5. The method according to claim 1, wherein the entropy encoding of the occupancy information of the child nodes of each node into the bitstream is based on the lexicographic order of nodes at the depth d and a fixed order of the child nodes for a given node.

6. The method according to claim 3, wherein storing the occupied child nodes at the depth d+1 is performed by processing each node in a single pass on all the nodes of obtained nodes, or by using intermediate storage to order child nodes in the lexicographic order or in raster scan order.

7. The method according to claim 1, wherein the subset of neighbour nodes for Nk is kept using a tracking table, wherein the tracking table limits the number of neighbour nodes to be kept, wherein the tracking table is obtained by updating the corresponding tracking table for node Nk−1.

8. The method according to claim 7, wherein the tracking table is a first neighbour offset table, wherein the first neighbour offset table stores the relative position of the neighbour nodes with respect to the current node Nk.

9. The method according to claim 1, wherein the obtained nodes at the depth d are stored in a first linked data structure and the subset of neighbour nodes are obtained by iterating on the nodes in the first linked data structure, wherein the first linked data structure has elements connected to each other so that elements are arranged in a sequential manner.
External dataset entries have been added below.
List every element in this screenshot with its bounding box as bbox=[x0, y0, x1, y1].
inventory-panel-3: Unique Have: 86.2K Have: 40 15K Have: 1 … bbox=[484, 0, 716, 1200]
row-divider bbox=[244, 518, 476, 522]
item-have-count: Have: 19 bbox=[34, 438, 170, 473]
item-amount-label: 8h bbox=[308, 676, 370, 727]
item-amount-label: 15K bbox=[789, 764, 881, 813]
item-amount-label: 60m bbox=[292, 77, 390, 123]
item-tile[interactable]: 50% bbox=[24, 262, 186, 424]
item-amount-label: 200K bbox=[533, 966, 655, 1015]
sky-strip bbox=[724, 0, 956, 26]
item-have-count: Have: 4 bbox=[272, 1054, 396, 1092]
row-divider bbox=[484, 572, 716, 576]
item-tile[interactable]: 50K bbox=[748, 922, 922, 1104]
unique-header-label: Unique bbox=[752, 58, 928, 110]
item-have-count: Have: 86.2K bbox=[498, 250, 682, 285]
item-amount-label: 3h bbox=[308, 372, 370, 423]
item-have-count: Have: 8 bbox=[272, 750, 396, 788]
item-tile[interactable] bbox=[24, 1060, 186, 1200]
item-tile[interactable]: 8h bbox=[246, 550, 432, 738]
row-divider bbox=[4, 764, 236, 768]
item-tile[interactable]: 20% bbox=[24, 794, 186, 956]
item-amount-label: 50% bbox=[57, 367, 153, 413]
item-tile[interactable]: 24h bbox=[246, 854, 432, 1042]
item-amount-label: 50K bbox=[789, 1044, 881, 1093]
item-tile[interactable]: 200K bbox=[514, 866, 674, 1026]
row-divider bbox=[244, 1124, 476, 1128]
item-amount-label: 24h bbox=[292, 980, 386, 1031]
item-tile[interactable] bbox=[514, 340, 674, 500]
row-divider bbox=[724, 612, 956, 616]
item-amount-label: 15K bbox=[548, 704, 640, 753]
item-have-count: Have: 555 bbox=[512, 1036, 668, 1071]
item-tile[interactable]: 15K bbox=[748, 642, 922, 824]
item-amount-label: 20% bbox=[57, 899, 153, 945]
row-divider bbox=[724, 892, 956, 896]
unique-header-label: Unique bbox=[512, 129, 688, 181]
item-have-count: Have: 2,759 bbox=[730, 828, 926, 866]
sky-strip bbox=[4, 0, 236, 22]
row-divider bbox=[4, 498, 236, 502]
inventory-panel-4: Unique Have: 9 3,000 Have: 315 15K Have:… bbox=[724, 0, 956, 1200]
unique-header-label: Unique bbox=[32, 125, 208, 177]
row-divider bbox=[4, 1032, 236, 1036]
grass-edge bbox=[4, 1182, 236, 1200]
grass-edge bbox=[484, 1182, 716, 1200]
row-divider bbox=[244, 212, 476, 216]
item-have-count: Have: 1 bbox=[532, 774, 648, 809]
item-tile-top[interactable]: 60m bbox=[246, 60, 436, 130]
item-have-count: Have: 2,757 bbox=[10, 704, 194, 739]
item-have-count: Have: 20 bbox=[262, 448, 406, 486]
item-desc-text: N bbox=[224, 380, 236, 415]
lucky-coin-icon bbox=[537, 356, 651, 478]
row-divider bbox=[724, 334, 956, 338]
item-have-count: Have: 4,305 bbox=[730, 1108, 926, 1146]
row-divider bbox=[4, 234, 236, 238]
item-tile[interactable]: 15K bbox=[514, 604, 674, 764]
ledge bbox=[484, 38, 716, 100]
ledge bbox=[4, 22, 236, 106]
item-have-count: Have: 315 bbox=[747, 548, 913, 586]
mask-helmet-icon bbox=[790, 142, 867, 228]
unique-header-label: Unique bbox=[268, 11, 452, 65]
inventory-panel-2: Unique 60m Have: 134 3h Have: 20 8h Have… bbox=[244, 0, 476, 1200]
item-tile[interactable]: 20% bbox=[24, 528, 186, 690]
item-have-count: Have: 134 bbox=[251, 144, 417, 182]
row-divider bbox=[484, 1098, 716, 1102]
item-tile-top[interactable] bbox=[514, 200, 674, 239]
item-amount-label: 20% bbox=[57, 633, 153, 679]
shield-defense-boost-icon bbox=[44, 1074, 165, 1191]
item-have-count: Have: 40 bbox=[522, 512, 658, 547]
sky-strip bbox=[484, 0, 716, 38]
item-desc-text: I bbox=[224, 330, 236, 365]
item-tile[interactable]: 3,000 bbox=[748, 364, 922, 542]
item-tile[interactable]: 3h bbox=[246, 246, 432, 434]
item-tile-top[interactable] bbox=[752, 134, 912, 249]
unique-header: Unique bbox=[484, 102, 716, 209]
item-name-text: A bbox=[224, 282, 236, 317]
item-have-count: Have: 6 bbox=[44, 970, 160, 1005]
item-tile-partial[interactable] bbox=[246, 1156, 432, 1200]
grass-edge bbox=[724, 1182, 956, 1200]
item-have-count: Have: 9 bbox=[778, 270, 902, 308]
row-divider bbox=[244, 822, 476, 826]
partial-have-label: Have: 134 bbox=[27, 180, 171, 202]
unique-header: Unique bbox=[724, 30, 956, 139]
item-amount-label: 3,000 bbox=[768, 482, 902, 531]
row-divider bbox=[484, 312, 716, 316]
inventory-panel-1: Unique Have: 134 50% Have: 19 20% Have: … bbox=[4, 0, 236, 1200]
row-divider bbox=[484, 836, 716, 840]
10. The method according to claim 7, wherein the tracking table is updated by grouping the subset of neighbour nodes search by using vertical tubes of neighbours, wherein each vertical tube comprises nodes sharing the same coordinate on two axes of the coordinate system.

11. The method according to claim 1, wherein the neighbour pattern is a binary word indicating neighbouring occupancy, the binary word is obtained based on a first and a second occupancy of neighbour nodes, wherein the first occupancy of neighbour nodes has a lower coordinate value than a current node on at least one axis, wherein each of the first occupancy of neighbour nodes comprises 8 bits child occupancy, and the second occupancy of neighbour nodes has a higher coordinate value than the current node on at least one axis, wherein each of the second occupancy of neighbour nodes comprises a flag indicating the corresponding neighbour node occupancy.
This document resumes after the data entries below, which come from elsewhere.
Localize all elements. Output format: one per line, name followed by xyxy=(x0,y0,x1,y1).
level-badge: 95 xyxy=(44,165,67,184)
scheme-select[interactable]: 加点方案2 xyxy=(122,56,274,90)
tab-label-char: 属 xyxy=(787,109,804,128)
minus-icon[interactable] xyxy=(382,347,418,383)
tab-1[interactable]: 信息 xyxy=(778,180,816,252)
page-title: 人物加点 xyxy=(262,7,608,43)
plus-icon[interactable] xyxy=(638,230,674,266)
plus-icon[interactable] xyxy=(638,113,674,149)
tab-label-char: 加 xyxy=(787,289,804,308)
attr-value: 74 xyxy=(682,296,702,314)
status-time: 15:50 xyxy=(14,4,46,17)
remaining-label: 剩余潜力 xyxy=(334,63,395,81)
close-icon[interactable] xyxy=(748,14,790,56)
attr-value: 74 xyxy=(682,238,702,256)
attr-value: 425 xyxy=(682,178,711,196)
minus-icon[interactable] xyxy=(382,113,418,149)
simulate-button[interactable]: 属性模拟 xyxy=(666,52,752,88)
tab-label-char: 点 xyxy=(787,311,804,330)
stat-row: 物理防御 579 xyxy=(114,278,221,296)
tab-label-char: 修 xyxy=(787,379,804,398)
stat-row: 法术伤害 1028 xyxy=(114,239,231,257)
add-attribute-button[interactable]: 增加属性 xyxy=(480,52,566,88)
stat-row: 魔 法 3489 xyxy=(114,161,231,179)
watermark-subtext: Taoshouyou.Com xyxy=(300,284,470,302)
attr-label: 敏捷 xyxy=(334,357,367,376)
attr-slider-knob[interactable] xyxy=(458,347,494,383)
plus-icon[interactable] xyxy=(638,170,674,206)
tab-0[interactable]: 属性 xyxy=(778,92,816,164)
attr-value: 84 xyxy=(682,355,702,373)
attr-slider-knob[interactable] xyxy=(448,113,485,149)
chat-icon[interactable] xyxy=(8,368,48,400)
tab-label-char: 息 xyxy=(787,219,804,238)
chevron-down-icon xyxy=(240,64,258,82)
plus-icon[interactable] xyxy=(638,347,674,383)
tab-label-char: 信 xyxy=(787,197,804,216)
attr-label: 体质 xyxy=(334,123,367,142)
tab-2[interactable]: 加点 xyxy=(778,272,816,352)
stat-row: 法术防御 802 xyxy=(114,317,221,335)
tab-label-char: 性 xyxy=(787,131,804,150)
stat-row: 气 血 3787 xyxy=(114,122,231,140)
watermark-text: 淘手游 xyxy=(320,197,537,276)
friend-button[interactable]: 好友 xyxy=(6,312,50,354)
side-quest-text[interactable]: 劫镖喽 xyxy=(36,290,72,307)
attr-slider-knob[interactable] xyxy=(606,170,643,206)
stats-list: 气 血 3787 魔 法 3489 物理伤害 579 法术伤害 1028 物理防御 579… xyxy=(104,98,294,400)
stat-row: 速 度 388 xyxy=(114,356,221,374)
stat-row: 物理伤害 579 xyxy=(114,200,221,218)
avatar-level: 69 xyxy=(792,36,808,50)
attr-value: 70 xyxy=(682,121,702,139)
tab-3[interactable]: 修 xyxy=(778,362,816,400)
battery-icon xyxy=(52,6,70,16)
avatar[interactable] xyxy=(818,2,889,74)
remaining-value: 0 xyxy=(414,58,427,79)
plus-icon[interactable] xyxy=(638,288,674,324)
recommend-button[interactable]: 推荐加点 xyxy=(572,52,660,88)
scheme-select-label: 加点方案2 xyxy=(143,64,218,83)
12. The method according to claim 1, wherein child nodes of all occupied nodes are encoded in raster scan order of child nodes.

13. The method according to claim 12, wherein the child nodes are stored in a second linked data structure and a subset of neighbour child nodes for given neighbour child node positions of a current child node CNk are obtained by iterating on the child nodes in the second linked data structure, wherein the second linked data structure having elements connected to each other so that elements are arranged in a sequential manner.
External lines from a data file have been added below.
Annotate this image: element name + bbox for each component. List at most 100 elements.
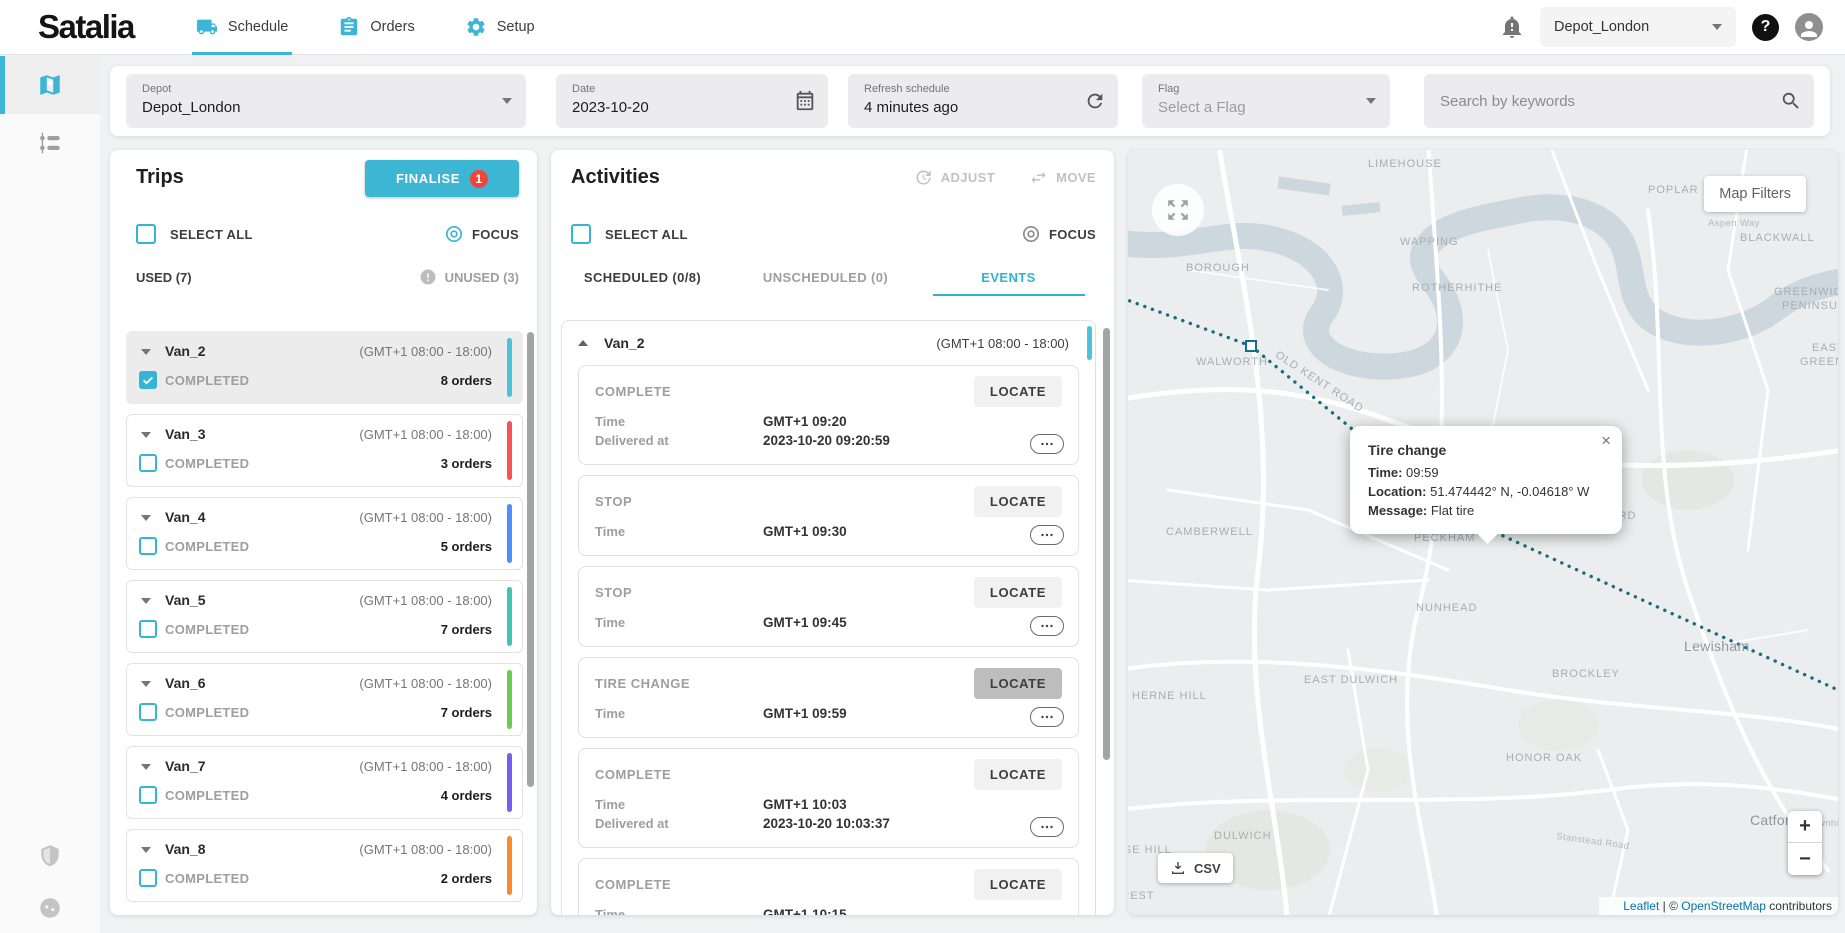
download-icon (1170, 860, 1186, 876)
locate-button[interactable]: LOCATE (974, 486, 1062, 517)
van-time-window: (GMT+1 08:00 - 18:00) (359, 344, 492, 359)
locate-button[interactable]: LOCATE (974, 577, 1062, 608)
collapse-caret-icon[interactable] (141, 847, 151, 853)
trip-row-Van_2[interactable]: Van_2 (GMT+1 08:00 - 18:00) COMPLETED 8 … (126, 331, 523, 404)
csv-export-button[interactable]: CSV (1158, 853, 1233, 883)
search-input[interactable] (1440, 93, 1770, 110)
refresh-schedule[interactable]: Refresh schedule 4 minutes ago (848, 74, 1118, 128)
sidebar-item-privacy[interactable] (0, 843, 100, 869)
event-type: STOP (595, 494, 632, 509)
tooltip-title: Tire change (1368, 442, 1604, 458)
van-checkbox[interactable] (139, 786, 157, 804)
event-detail-label: Time (595, 522, 763, 541)
trip-row-Van_8[interactable]: Van_8 (GMT+1 08:00 - 18:00) COMPLETED 2 … (126, 829, 523, 902)
van-checkbox[interactable] (139, 371, 157, 389)
warning-icon (419, 268, 437, 286)
more-options-button[interactable] (1030, 707, 1064, 727)
collapse-caret-icon[interactable] (141, 349, 151, 355)
notifications-bell-icon[interactable] (1500, 15, 1524, 39)
trips-scrollbar[interactable] (527, 332, 534, 787)
collapse-caret-icon[interactable] (141, 764, 151, 770)
map-filters-button[interactable]: Map Filters (1704, 176, 1806, 212)
event-card: STOP LOCATE Time GMT+1 09:45 (578, 566, 1079, 647)
sidebar-item-timeline-view[interactable] (0, 114, 100, 172)
flag-filter[interactable]: Flag Select a Flag (1142, 74, 1390, 128)
van-checkbox[interactable] (139, 454, 157, 472)
depot-switcher-select[interactable]: Depot_London (1540, 7, 1736, 47)
tab-scheduled[interactable]: SCHEDULED (0/8) (551, 258, 734, 296)
trips-focus-button[interactable]: FOCUS (444, 224, 519, 244)
collapse-caret-icon[interactable] (141, 515, 151, 521)
refresh-icon[interactable] (1084, 90, 1106, 112)
van-status: COMPLETED (165, 539, 249, 554)
trips-focus-label: FOCUS (472, 227, 519, 242)
event-list: COMPLETE LOCATE Time GMT+1 09:20 Deliver… (562, 365, 1095, 915)
van-status: COMPLETED (165, 788, 249, 803)
van-checkbox[interactable] (139, 620, 157, 638)
map-expand-button[interactable] (1152, 184, 1204, 236)
more-options-button[interactable] (1030, 817, 1064, 837)
locate-button[interactable]: LOCATE (974, 759, 1062, 790)
tab-setup[interactable]: Setup (461, 0, 539, 55)
event-group-header[interactable]: Van_2 (GMT+1 08:00 - 18:00) (562, 321, 1095, 365)
leaflet-link[interactable]: Leaflet (1623, 899, 1659, 913)
tab-label: Schedule (228, 19, 288, 35)
event-card: COMPLETE LOCATE Time GMT+1 10:03 Deliver… (578, 748, 1079, 848)
zoom-in-button[interactable]: + (1788, 811, 1822, 843)
van-checkbox[interactable] (139, 537, 157, 555)
map-label: GREENWICH (1774, 286, 1838, 298)
van-checkbox[interactable] (139, 869, 157, 887)
tab-unscheduled[interactable]: UNSCHEDULED (0) (734, 258, 917, 296)
date-filter-label: Date (572, 83, 788, 95)
collapse-caret-icon[interactable] (578, 340, 588, 346)
collapse-caret-icon[interactable] (141, 432, 151, 438)
map-label: Aspen Way (1708, 218, 1760, 229)
move-button[interactable]: MOVE (1029, 168, 1096, 187)
map-panel[interactable]: LIMEHOUSEPOPLARWAPPINGAspen WayBLACKWALL… (1128, 150, 1838, 915)
more-options-button[interactable] (1030, 616, 1064, 636)
event-detail-label: Delivered at (595, 814, 763, 833)
keyword-search (1424, 74, 1814, 128)
map-label: Lewisham (1684, 638, 1749, 654)
date-filter[interactable]: Date 2023-10-20 (556, 74, 828, 128)
adjust-button[interactable]: ADJUST (914, 168, 995, 187)
event-detail-row: Time GMT+1 09:45 (595, 613, 1062, 632)
trips-select-all-checkbox[interactable] (136, 224, 156, 244)
user-avatar[interactable] (1795, 13, 1823, 41)
tab-schedule[interactable]: Schedule (192, 0, 292, 55)
search-icon[interactable] (1780, 90, 1802, 112)
locate-button[interactable]: LOCATE (974, 869, 1062, 900)
sidebar-item-map-view[interactable] (0, 56, 100, 114)
osm-link[interactable]: OpenStreetMap (1681, 899, 1766, 913)
move-label: MOVE (1056, 170, 1096, 185)
trip-row-Van_6[interactable]: Van_6 (GMT+1 08:00 - 18:00) COMPLETED 7 … (126, 663, 523, 736)
activities-scrollbar[interactable] (1103, 328, 1110, 760)
trip-row-Van_4[interactable]: Van_4 (GMT+1 08:00 - 18:00) COMPLETED 5 … (126, 497, 523, 570)
map-label: NUNHEAD (1416, 602, 1477, 614)
trip-row-Van_7[interactable]: Van_7 (GMT+1 08:00 - 18:00) COMPLETED 4 … (126, 746, 523, 819)
sidebar-item-cookies[interactable] (0, 895, 100, 921)
locate-button[interactable]: LOCATE (974, 376, 1062, 407)
van-orders-count: 7 orders (441, 705, 492, 720)
van-color-bar (507, 670, 512, 729)
collapse-caret-icon[interactable] (141, 681, 151, 687)
trip-row-Van_5[interactable]: Van_5 (GMT+1 08:00 - 18:00) COMPLETED 7 … (126, 580, 523, 653)
tooltip-close-icon[interactable]: × (1601, 431, 1611, 451)
tab-events[interactable]: EVENTS (917, 258, 1100, 296)
event-type: TIRE CHANGE (595, 676, 690, 691)
van-checkbox[interactable] (139, 703, 157, 721)
zoom-out-button[interactable]: − (1788, 843, 1822, 875)
trip-row-Van_3[interactable]: Van_3 (GMT+1 08:00 - 18:00) COMPLETED 3 … (126, 414, 523, 487)
locate-button[interactable]: LOCATE (974, 668, 1062, 699)
activities-panel: Activities ADJUST MOVE SELECT ALL FOCUS … (551, 150, 1114, 915)
depot-filter[interactable]: Depot Depot_London (126, 74, 526, 128)
more-options-button[interactable] (1030, 525, 1064, 545)
finalise-button[interactable]: FINALISE 1 (365, 160, 519, 197)
activities-select-all-checkbox[interactable] (571, 224, 591, 244)
more-options-button[interactable] (1030, 434, 1064, 454)
tab-orders[interactable]: Orders (334, 0, 418, 55)
help-button[interactable]: ? (1752, 14, 1779, 41)
activities-focus-button[interactable]: FOCUS (1021, 224, 1096, 244)
van-name: Van_7 (165, 758, 205, 774)
collapse-caret-icon[interactable] (141, 598, 151, 604)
14. The method according to claim 13, wherein the subset of neighbour child nodes is kept using a second neighbour offset table, wherein the second neighbour offset table stores the relative position of the neighbour child nodes with respect to the current child node.

15. The method according to claim 13, wherein an occupancy of neighbour child nodes having a lower coordinate value than a current child node in the second linked data structure is a flag indicating the corresponding occupancy of neighbour child node.

16. The method according to claim 15, wherein the subset of neighbour child nodes is representative of tracked neighbour child node in the second linked data structure for the current child node, and is updated for neighbour child node searching of next child node.

17. An encoder to encode a 3D point cloud into a bitstream, comprising:

at least one processor; and

a memory storing instructions executable by the processor;

wherein the processor is configured to perform the method according to claim 1.

18. A decoder to decode a 3D point cloud from a bitstream, comprising:

at least one processor; and

a memory storing instructions executable by the processor;

wherein the processor is configured to perform the method according to claim 2.

19. (canceled)

20. A non-transitory computer-readable storage medium storing instructions that, when executed by a processor, cause the processor to perform the method according to claim 1.